Torino, 28 dicembre 2025 – Emergono nuovi dettagli nell’inchiesta sui finanziamenti ad Hamas: tra gli atti risulta il nome di Mohamed Shahin, imam di Torino, coinvolto nelle indagini che hanno portato a nove misure cautelari per sette milioni di euro di fondi raccolti e destinati al movimento palestinese attraverso associazioni.

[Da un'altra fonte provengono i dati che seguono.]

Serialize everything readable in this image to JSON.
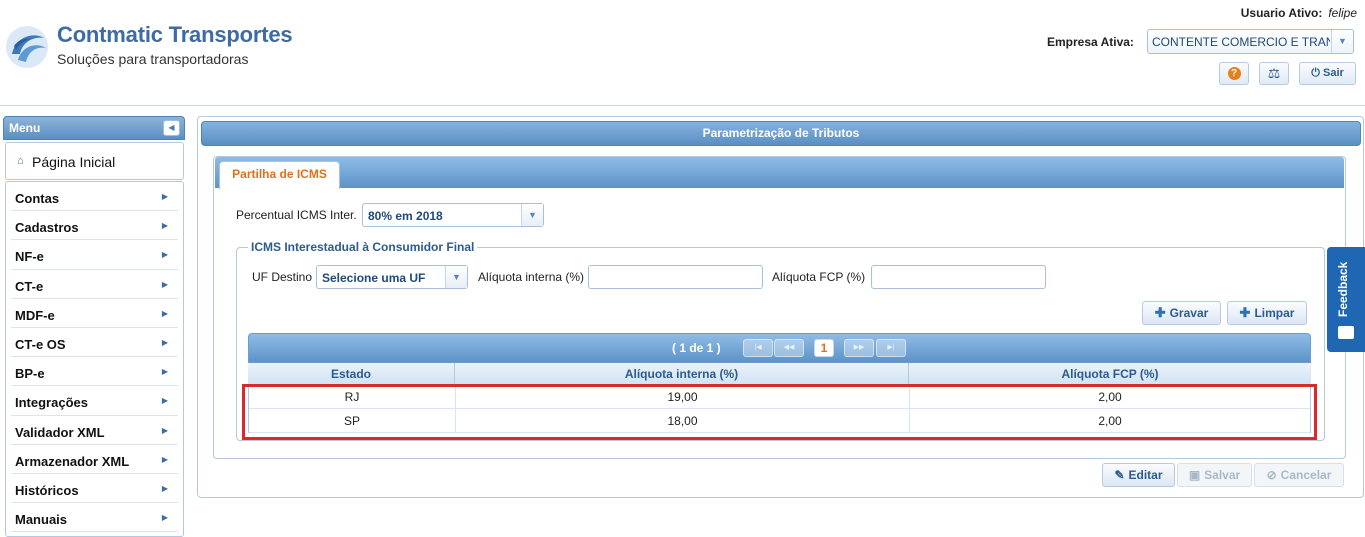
{
  "header": {
    "brand_title": "Contmatic Transportes",
    "brand_subtitle": "Soluções para transportadoras",
    "user_label": "Usuario Ativo:",
    "user_value": "felipe",
    "empresa_label": "Empresa Ativa:",
    "empresa_value": "CONTENTE COMERCIO E TRANSPORTES",
    "help_icon": "?",
    "sair_label": "Sair"
  },
  "sidebar": {
    "title": "Menu",
    "home_label": "Página Inicial",
    "items": [
      {
        "label": "Contas"
      },
      {
        "label": "Cadastros"
      },
      {
        "label": "NF-e"
      },
      {
        "label": "CT-e"
      },
      {
        "label": "MDF-e"
      },
      {
        "label": "CT-e OS"
      },
      {
        "label": "BP-e"
      },
      {
        "label": "Integrações"
      },
      {
        "label": "Validador XML"
      },
      {
        "label": "Armazenador XML"
      },
      {
        "label": "Históricos"
      },
      {
        "label": "Manuais"
      }
    ]
  },
  "main": {
    "panel_title": "Parametrização de Tributos",
    "tab_label": "Partilha de ICMS",
    "percentual_label": "Percentual ICMS Inter.",
    "percentual_value": "80% em 2018",
    "fieldset_legend": "ICMS Interestadual à Consumidor Final",
    "uf_label": "UF Destino",
    "uf_value": "Selecione uma UF",
    "aliquota_interna_label": "Alíquota interna (%)",
    "aliquota_fcp_label": "Alíquota FCP (%)",
    "gravar_label": "Gravar",
    "limpar_label": "Limpar",
    "pager_text": "( 1 de 1 )",
    "pager_page": "1",
    "columns": [
      "Estado",
      "Alíquota interna (%)",
      "Alíquota FCP (%)"
    ],
    "rows": [
      [
        "RJ",
        "19,00",
        "2,00"
      ],
      [
        "SP",
        "18,00",
        "2,00"
      ]
    ],
    "editar_label": "Editar",
    "salvar_label": "Salvar",
    "cancelar_label": "Cancelar"
  },
  "feedback": {
    "label": "Feedback"
  },
  "colors": {
    "accent": "#5a8fc4",
    "tab_active": "#e0701c",
    "highlight": "#d92b2b",
    "feedback": "#2067b3"
  }
}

L’imam di Torino nell’inchiesta sui finanziamenti ad Hamas
Secondo quanto riportato dall’edizione locale de La Repubblica, Mohamed Shahin, che non risulta formalmente indagato, è citato negli atti dell’inchiesta per i suoi rapporti con alcuni degli arrestati. Shahin avrebbe partecipato a conversazioni con figure chiave della rete di raccolta fondi, tra cui Yaser Elasaly e Mahmoud El Shobky, ritenuto il referente per la raccolta dei soldi in Piemonte, Sicilia, Sardegna e lungo la costa adriatica. In una telefonata intercettata il 26 luglio 2025, Shahin viene menzionato da Elasaly nel contesto del trasferimento di denaro destinato agli sfollati e bisognosi di Gaza.
Ulteriori conversazioni del 6 febbraio 2024 rivelano che Shahin è stato coinvolto in discussioni relative all’apertura di un conto corrente per una nuova associazione, individuata come veicolo per la raccolta di fondi destinati ad Hamas, in collaborazione con l’Associazione benefica di solidarietà con il Popolo palestinese.
Controversie e mobilitazioni per l’imam
Mohamed Shahin è anche al centro di una vicenda personale delicata: destinatario di un decreto di espulsione firmato dal ministro Piantedosi, sarebbe stato trattenuto nel Centro di Permanenza per i Rimpatri (Cpr) di Caltanissetta. La decisione è scaturita da alcune dichiarazioni pubbliche di Shahin, in particolare un intervento al megafono durante una manifestazione a Torino in cui commentava gli attacchi del 7 ottobre 2023, suscitando polemiche. L’imam ha sempre negato di sostenere la violenza, affermando di voler solo il riconoscimento della sovranità del popolo palestinese.
A Torino si sono susseguite mobilitazioni quotidiane di cittadini e associazioni per evitare l’espulsione, sottolineando il ruolo di Shahin come figura attiva nel quartiere San Salvario, impegnato nel dialogo interreligioso e nel contrasto allo spaccio. Diverse organizzazioni per i diritti umani hanno denunciato il rischio concreto che Shahin possa subire torture e detenzioni arbitrarie in Egitto, paese da cui proviene e dove la situazione dei diritti umani è gravemente compromessa.
Il ricorso per la richiesta di asilo è stato depositato e sostenuto da un ampio fronte di attivisti e avvocati che chiedono alle autorità italiane di rispettare i principi internazionali di protezione e non-refoulement. La vicenda rappresenta un caso emblematico di tensione tra sicurezza nazionale, diritti umani e libertà di espressione nel contesto del delicato conflitto israelo-palestinese.